用語集
保存期間 (Log Retention)
ログデータの寿命。法的要件とコストのトレードオフで決定するポリシー。
### 概要
ログデータをストレージ等に保管し続ける期間のこと。セキュリティインシデント発生時の遡及調査能力と、ストレージコストのバランスで決定されます。
### 判断基準
- **90日**: 多くのコンプライアンス基準(PCI DSS等)で、即時検索可能(Hot)にしておくべきとされる期間。
- **1年**: サイバーセキュリティの観点で、インシデント痕跡を残すべき推奨期間。
- **数年〜**: 法的義務(税法、医療法)や契約に基づく期間。
### 実務のポイント
SaaSツールのデフォルト(14日や30日)のまま放置し、監査で「短すぎる」と指摘されるケースが多発しています。
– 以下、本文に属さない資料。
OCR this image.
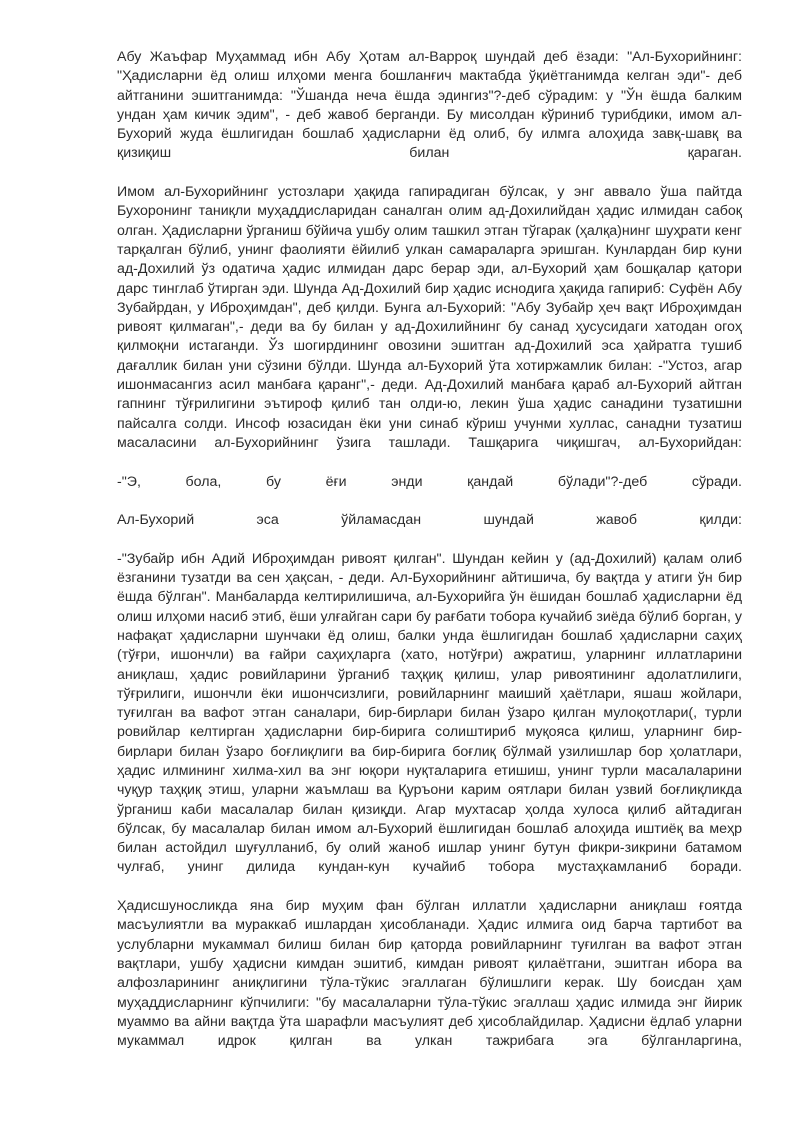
Абу Жаъфар Муҳаммад ибн Абу Ҳотам ал-Варроқ шундай деб ёзади: "Ал-Бухорийнинг: "Ҳадисларни ёд олиш илҳоми менга бошланғич мактабда ўқиётганимда келган эди"- деб айтганини эшитганимда: "Ўшанда неча ёшда эдингиз"?-деб сўрадим: у "Ўн ёшда балким ундан ҳам кичик эдим", - деб жавоб берганди. Бу мисолдан кўриниб турибдики, имом ал-Бухорий жуда ёшлигидан бошлаб ҳадисларни ёд олиб, бу илмга алоҳида завқ-шавқ ва қизиқиш билан қараган.

Имом ал-Бухорийнинг устозлари ҳақида гапирадиган бўлсак, у энг аввало ўша пайтда Бухоронинг таниқли муҳаддисларидан саналган олим ад-Дохилийдан ҳадис илмидан сабоқ олган. Ҳадисларни ўрганиш бўйича ушбу олим ташкил этган тўгарак (ҳалқа)нинг шуҳрати кенг тарқалган бўлиб, унинг фаолияти ёйилиб улкан самараларга эришган. Кунлардан бир куни ад-Дохилий ўз одатича ҳадис илмидан дарс берар эди, ал-Бухорий ҳам бошқалар қатори дарс тинглаб ўтирган эди. Шунда Ад-Дохилий бир ҳадис иснодига ҳақида гапириб: Суфён Абу Зубайрдан, у Иброҳимдан", деб қилди. Бунга ал-Бухорий: "Абу Зубайр ҳеч вақт Иброҳимдан ривоят қилмаган",- деди ва бу билан у ад-Дохилийнинг бу санад ҳусусидаги хатодан огоҳ қилмоқни истаганди. Ўз шогирдининг овозини эшитган ад-Дохилий эса ҳайратга тушиб дағаллик билан уни сўзини бўлди. Шунда ал-Бухорий ўта хотиржамлик билан: -"Устоз, агар ишонмасангиз асил манбаға қаранг",- деди. Ад-Дохилий манбаға қараб ал-Бухорий айтган гапнинг тўғрилигини эътироф қилиб тан олди-ю, лекин ўша ҳадис санадини тузатишни пайсалга солди. Инсоф юзасидан ёки уни синаб кўриш учунми хуллас, санадни тузатиш масаласини ал-Бухорийнинг ўзига ташлади. Ташқарига чиқишгач, ал-Бухорийдан:

-"Э, бола, бу ёғи энди қандай бўлади"?-деб сўради.

Ал-Бухорий эса ўйламасдан шундай жавоб қилди:

-"Зубайр ибн Адий Иброҳимдан ривоят қилган". Шундан кейин у (ад-Дохилий) қалам олиб ёзганини тузатди ва сен ҳақсан, - деди. Ал-Бухорийнинг айтишича, бу вақтда у атиги ўн бир ёшда бўлган". Манбаларда келтирилишича, ал-Бухорийга ўн ёшидан бошлаб ҳадисларни ёд олиш илҳоми насиб этиб, ёши улғайган сари бу рағбати тобора кучайиб зиёда бўлиб борган, у нафақат ҳадисларни шунчаки ёд олиш, балки унда ёшлигидан бошлаб ҳадисларни саҳиҳ (тўғри, ишончли) ва ғайри саҳиҳларга (хато, нотўғри) ажратиш, уларнинг иллатларини аниқлаш, ҳадис ровийларини ўрганиб таҳқиқ қилиш, улар ривоятининг адолатлилиги, тўғрилиги, ишончли ёки ишончсизлиги, ровийларнинг маиший ҳаётлари, яшаш жойлари, туғилган ва вафот этган саналари, бир-бирлари билан ўзаро қилган мулоқотлари(, турли ровийлар келтирган ҳадисларни бир-бирига солиштириб муқояса қилиш, уларнинг бир-бирлари билан ўзаро боғлиқлиги ва бир-бирига боғлиқ бўлмай узилишлар бор ҳолатлари, ҳадис илмининг хилма-хил ва энг юқори нуқталарига етишиш, унинг турли масалаларини чуқур таҳқиқ этиш, уларни жаъмлаш ва Қуръони карим оятлари билан узвий боғлиқликда ўрганиш каби масалалар билан қизиқди. Агар мухтасар ҳолда хулоса қилиб айтадиган бўлсак, бу масалалар билан имом ал-Бухорий ёшлигидан бошлаб алоҳида иштиёқ ва меҳр билан астойдил шуғулланиб, бу олий жаноб ишлар унинг бутун фикри-зикрини батамом чулғаб, унинг дилида кундан-кун кучайиб тобора мустаҳкамланиб боради.

Ҳадисшуносликда яна бир муҳим фан бўлган иллатли ҳадисларни аниқлаш ғоятда масъулиятли ва мураккаб ишлардан ҳисобланади. Ҳадис илмига оид барча тартибот ва услубларни мукаммал билиш билан бир қаторда ровийларнинг туғилган ва вафот этган вақтлари, ушбу ҳадисни кимдан эшитиб, кимдан ривоят қилаётгани, эшитган ибора ва алфозларининг аниқлигини тўла-тўкис эгаллаган бўлишлиги керак. Шу боисдан ҳам муҳаддисларнинг кўпчилиги: "бу масалаларни тўла-тўкис эгаллаш ҳадис илмида энг йирик муаммо ва айни вақтда ўта шарафли масъулият деб ҳисоблайдилар. Ҳадисни ёдлаб уларни мукаммал идрок қилган ва улкан тажрибага эга бўлганларгина,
必ずS3などの安価なストレージへのアーカイブ(Cold Storage)を併用しましょう。
この記事について
想定読者
監査対応を初めて担当するエンジニア、PM
記事の目的
専門用語の実務的な意味を解説し、監査での問われ方や運用上の注意点を理解する
根拠・参照情報
- •AWS CloudTrail Documentation
- •PCI DSS v4.0 Official Standard
最終更新日
2026-02-06
免責事項: 本記事は監査対応における判断支援を目的としており、法的・監査上の最終判断を保証するものではありません。 最終的な意思決定は、必ず関連規格(PCI DSS, SOC2等)の公式文書や、貴社の法務・監査部門の判断を参照してください。